Data Report
住宅ローン・任意売却
相談動向レポート
本レポートは、株式会社エイミックスが2018年以降にご相談を受けて対応を進めた住宅ローン・任意売却に関する案件3,788件を集計・分析したものです。個人情報を除いた集計値のみを公開しています。社会全体の動向と現場の実態を照らし合わせることで、住宅ローン問題の本質的な傾向を明らかにします。
相談理由の変化:コロナ前後で何が起きたか
コロナ前 2018〜2020年
返済困難
コロナ期 2021〜2022年
リースバック急増
コロナ後 2023〜2026年
滞納・破産・競売
コロナ期は「売らずに住み続けたい」リースバック需要が全体の約2割を占めるまで急増しました。救済策が順次終了した2023年以降は「滞納中」「破産」「競売」が上位に浮上し、相談内容の深刻度が増しています。これは全国の競売件数が15年ぶりに増加している外部統計とも一致しています。
都道府県別 相談件数(上位10)
相談手段と物件種別の内訳
相談手段
物件種別
全国の競売動向(外部統計との比較)
| 指標 | 数値・動向 | 出典 |
|---|---|---|
| 全国不動産競売 新受件数(令和6年度) | 17,559件 前年比 11.3%増(対前年比111.3%) | 最高裁判所事務総局 民事局courts.go.jp |
| 全国 開札件数(令和5年度) | 11,875件 前年度から増加に転換 | 全国競売評価ネットワーク (KBネット)kbnetwork.jp |
| 競売物件出品数のトレンド | 15年ぶりに増加 (2024年・2009年以来) | 一般社団法人 不動産競売流通協会fkr.or.jp |
| 住宅ローン リスケジュール件数(推計) | 約50万件 滞納予備軍の規模感 | 不動産競売流通協会 代表理事コメント(2025年) |
上記の公的データと当社の相談動向は整合しています。コロナ救済策で先送りされた住宅ローン問題が、今まさに顕在化する局面に入っています。住宅ローンのリスケジュール件数は推計50万件規模とされており、一定の割合が任意売却・競売へと移行することが予想されます。
専門家コメント


株式会社エイミックス 代表取締役 貝阿彌 佳則(宅地建物取引士・不動産コンサルティングマスター・相続対策専門士・賃貸不動産経営管理士など)

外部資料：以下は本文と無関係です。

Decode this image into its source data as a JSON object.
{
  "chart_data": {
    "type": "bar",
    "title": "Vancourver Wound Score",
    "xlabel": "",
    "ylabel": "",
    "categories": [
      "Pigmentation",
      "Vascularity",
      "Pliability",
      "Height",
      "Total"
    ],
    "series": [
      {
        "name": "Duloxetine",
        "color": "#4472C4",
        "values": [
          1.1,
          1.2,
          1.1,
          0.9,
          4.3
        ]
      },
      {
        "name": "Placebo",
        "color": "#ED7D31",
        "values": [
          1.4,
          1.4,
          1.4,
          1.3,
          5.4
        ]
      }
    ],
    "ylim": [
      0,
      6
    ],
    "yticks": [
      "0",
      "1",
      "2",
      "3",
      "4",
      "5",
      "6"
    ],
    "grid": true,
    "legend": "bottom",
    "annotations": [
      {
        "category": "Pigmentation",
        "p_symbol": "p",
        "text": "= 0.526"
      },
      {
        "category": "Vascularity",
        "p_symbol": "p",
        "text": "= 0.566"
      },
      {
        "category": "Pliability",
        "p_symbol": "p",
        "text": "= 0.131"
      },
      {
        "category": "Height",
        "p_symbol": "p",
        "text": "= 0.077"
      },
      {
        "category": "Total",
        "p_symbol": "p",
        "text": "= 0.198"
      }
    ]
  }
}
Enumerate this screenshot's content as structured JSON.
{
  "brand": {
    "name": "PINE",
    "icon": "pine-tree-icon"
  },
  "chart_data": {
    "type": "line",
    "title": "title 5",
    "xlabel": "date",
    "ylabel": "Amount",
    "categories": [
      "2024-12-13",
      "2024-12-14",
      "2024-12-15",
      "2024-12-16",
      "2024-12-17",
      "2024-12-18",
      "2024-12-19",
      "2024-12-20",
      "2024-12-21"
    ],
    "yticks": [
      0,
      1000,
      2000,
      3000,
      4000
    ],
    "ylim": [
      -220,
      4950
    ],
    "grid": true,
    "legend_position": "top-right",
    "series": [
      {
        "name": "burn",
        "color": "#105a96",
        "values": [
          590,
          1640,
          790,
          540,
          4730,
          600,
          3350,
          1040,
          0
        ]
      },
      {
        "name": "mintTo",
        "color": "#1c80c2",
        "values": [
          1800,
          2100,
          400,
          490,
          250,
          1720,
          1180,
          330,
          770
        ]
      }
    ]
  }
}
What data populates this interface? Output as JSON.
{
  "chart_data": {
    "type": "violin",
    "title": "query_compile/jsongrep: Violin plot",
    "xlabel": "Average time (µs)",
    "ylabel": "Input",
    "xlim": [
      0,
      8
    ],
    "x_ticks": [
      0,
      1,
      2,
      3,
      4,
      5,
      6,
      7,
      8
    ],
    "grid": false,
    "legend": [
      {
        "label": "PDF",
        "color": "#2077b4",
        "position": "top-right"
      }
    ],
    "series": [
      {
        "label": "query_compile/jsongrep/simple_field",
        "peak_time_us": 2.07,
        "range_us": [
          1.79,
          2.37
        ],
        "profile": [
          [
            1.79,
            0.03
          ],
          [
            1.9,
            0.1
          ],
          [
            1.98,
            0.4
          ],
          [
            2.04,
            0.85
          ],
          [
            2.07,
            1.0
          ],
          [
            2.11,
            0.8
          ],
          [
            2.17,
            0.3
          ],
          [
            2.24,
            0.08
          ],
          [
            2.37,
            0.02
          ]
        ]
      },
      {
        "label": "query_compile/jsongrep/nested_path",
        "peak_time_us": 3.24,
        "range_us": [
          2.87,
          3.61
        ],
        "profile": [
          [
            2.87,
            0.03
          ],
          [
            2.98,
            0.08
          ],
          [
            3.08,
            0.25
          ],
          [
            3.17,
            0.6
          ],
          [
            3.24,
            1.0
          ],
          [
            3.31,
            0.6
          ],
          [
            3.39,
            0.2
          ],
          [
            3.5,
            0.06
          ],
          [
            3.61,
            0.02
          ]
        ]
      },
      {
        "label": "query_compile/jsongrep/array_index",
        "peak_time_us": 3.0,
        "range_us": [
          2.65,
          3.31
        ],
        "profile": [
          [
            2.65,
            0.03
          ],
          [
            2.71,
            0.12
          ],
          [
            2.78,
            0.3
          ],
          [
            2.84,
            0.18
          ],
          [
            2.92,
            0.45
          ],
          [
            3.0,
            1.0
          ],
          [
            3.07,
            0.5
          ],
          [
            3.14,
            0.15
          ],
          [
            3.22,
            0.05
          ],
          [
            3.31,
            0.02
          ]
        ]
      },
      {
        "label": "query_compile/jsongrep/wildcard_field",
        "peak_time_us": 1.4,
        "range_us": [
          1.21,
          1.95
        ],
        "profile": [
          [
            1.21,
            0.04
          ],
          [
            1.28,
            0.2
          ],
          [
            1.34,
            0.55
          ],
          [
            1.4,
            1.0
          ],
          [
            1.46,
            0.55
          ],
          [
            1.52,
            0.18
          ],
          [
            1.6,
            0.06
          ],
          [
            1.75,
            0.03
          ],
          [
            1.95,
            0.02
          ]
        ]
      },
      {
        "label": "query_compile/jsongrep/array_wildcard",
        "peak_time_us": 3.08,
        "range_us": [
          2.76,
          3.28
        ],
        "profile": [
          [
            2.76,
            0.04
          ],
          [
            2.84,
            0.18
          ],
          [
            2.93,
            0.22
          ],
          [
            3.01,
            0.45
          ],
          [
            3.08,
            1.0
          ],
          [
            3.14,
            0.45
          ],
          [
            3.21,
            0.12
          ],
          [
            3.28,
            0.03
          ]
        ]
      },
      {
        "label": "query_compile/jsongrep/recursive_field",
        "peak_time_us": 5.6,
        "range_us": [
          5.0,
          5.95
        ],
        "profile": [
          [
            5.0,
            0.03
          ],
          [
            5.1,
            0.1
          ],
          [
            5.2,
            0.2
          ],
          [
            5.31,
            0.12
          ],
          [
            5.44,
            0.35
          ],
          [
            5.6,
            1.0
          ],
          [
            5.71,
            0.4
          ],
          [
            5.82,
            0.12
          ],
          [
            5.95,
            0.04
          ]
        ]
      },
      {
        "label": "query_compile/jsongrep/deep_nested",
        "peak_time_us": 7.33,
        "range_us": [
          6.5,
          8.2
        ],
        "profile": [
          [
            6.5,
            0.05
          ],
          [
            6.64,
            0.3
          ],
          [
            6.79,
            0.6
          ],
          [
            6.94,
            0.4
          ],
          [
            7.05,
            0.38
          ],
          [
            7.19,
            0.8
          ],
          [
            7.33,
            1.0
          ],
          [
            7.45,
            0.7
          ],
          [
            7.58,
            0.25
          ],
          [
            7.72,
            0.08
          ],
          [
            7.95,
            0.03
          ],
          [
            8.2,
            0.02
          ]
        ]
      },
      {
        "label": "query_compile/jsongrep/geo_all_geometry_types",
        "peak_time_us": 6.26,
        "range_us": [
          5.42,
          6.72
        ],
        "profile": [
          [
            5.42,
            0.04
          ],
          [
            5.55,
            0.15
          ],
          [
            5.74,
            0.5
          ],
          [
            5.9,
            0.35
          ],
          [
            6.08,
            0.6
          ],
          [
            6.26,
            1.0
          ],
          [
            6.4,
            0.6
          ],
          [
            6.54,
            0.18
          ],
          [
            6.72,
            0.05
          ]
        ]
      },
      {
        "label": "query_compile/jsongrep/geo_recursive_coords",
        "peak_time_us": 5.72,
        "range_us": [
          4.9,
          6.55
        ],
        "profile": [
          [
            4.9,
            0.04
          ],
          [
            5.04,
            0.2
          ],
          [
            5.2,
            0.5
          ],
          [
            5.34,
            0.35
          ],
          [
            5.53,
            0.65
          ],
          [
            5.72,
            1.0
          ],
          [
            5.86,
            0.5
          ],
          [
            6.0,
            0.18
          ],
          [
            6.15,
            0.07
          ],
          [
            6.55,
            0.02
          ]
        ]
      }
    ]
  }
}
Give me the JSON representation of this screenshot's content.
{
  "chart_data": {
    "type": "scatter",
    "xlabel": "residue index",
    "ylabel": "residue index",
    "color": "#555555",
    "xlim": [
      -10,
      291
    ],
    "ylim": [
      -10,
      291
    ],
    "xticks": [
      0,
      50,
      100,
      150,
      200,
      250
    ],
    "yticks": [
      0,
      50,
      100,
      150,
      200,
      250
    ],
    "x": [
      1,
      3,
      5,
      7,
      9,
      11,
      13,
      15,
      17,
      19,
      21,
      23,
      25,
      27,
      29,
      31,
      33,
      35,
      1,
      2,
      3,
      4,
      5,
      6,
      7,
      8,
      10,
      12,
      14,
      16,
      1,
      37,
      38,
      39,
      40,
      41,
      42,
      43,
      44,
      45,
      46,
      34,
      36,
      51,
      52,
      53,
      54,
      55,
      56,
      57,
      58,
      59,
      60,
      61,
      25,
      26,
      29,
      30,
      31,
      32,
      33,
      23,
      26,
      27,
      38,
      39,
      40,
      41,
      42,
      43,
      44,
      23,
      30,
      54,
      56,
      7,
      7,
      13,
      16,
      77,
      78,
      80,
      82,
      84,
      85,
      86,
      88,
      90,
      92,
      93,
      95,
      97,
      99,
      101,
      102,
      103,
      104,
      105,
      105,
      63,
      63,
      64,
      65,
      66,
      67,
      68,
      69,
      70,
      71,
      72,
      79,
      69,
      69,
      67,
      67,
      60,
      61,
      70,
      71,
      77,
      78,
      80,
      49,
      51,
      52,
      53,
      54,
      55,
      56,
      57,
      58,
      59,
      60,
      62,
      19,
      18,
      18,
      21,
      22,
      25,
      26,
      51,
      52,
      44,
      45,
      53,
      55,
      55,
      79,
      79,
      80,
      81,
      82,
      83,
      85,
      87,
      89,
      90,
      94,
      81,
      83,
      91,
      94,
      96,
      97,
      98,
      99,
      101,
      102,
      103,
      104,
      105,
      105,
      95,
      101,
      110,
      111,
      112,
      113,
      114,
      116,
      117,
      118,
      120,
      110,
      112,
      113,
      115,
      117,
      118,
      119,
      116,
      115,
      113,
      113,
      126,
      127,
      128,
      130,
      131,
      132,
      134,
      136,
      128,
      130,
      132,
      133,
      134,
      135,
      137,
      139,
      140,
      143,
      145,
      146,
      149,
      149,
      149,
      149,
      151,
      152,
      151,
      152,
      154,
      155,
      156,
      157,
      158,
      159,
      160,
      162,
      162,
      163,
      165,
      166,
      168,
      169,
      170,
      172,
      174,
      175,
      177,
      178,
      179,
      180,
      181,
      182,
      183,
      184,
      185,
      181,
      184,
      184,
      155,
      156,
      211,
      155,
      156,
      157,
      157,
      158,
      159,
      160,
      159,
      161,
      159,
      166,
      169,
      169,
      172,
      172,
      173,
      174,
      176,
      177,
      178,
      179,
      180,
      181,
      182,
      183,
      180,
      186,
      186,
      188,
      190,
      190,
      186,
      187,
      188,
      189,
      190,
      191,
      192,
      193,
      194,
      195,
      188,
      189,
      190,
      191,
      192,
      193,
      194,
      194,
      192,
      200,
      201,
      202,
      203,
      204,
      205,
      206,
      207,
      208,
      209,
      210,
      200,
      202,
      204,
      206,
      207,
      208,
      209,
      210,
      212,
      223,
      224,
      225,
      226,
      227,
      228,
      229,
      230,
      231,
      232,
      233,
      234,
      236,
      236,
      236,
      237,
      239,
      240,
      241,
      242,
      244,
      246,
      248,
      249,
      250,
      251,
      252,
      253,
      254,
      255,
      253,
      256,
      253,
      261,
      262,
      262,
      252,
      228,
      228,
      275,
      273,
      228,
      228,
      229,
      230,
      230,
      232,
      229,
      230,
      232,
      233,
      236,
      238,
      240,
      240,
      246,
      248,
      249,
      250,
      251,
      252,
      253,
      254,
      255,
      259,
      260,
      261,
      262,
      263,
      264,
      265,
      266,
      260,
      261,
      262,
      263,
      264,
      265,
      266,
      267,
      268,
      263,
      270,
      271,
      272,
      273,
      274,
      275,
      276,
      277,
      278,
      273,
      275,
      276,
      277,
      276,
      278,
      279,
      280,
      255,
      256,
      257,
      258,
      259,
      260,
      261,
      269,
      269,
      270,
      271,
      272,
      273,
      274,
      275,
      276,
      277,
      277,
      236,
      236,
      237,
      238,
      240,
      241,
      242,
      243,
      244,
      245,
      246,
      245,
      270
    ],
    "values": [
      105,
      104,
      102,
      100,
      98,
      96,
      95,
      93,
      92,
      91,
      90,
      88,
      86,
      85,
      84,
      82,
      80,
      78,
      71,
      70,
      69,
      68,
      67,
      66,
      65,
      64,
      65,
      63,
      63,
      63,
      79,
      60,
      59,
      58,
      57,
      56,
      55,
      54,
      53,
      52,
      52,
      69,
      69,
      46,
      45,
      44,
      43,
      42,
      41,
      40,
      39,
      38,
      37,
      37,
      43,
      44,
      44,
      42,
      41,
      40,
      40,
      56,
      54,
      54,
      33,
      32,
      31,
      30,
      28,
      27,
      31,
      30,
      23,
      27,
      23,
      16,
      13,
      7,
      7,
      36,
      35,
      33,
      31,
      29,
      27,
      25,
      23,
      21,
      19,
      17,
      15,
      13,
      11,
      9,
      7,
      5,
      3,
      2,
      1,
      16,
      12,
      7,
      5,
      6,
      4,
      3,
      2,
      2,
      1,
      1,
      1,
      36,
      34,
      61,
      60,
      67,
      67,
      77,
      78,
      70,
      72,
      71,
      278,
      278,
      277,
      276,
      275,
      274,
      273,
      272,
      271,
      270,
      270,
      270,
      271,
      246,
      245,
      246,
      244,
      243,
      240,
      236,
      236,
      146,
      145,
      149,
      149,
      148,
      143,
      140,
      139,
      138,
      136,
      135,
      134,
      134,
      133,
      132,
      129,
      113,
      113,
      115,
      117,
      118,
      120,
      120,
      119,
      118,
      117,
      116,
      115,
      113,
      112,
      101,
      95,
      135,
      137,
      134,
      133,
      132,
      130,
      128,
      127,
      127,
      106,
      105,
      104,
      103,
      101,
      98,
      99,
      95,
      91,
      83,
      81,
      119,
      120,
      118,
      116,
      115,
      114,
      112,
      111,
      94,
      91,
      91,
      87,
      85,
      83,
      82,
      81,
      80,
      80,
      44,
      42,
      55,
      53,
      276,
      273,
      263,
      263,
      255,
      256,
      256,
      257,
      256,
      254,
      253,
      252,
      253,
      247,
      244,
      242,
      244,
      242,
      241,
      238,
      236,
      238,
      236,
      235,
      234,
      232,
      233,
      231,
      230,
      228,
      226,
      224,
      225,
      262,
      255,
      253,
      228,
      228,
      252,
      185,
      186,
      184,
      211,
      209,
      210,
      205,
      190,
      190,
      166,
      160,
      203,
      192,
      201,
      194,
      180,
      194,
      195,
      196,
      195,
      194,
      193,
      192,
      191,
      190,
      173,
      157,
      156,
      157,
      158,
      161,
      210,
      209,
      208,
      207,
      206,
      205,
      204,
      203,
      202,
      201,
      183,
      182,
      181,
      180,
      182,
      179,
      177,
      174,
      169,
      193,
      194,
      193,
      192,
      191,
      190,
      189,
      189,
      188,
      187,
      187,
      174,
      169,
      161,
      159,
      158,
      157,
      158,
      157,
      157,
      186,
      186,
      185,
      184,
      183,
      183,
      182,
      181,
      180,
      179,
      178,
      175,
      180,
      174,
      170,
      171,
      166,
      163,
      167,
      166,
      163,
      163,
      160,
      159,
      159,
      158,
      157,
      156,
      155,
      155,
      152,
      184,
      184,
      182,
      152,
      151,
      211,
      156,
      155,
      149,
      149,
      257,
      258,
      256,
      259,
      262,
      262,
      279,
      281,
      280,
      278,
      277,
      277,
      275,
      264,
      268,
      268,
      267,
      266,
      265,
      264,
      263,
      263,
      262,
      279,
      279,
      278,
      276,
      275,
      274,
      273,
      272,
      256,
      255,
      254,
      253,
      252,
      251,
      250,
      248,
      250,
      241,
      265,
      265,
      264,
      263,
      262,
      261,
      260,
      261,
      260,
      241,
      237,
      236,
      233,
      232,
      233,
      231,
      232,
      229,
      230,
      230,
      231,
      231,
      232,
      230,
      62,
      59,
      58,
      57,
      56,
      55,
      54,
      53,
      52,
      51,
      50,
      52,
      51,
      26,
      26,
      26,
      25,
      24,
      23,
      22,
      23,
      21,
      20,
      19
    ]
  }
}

「コロナ禍の返済猶予が順次終了し、これまで先送りされていた住宅ローン問題が表面化してきています。8年間のデータを振り返ると、相談理由が『返済が厳しい』から『滞納中』『競売』へと深刻化していることは明らかです。競売開始決定通知が届いてからでも対応できるケースはありますが、早期にご相談いただくほど選択肢は広がります。一人でも多くの方に、任意売却という手段を知っていただきたいと思っています。」
■ 集計方法・注記
本レポートの自社データは、当社が2018年以降に反響管理システムで受け付けたもののうち、ご相談を受けて具体的に対応を進めた案件を集計したものです。電話等での初期のお問い合わせのみで完結した案件(趣旨が異なるお問い合わせ、ご質問のみのもの等)は集計に含めていません。2017年以前は別システムでの管理のため、集計対象外としています(累計実績6,000件超にはそれ以前の実績を含みます)。集計にあたり、氏名・住所・電話番号等の個人を特定できる情報は一切使用していません。年・都道府県・相談理由等の集計値のみを掲載しています。相談理由の割合は、相談理由の記録がある案件を母数として算出しています。外部統計データは各出典元の発表値をそのまま引用しており、当社が独自に加工・改変したものではありません。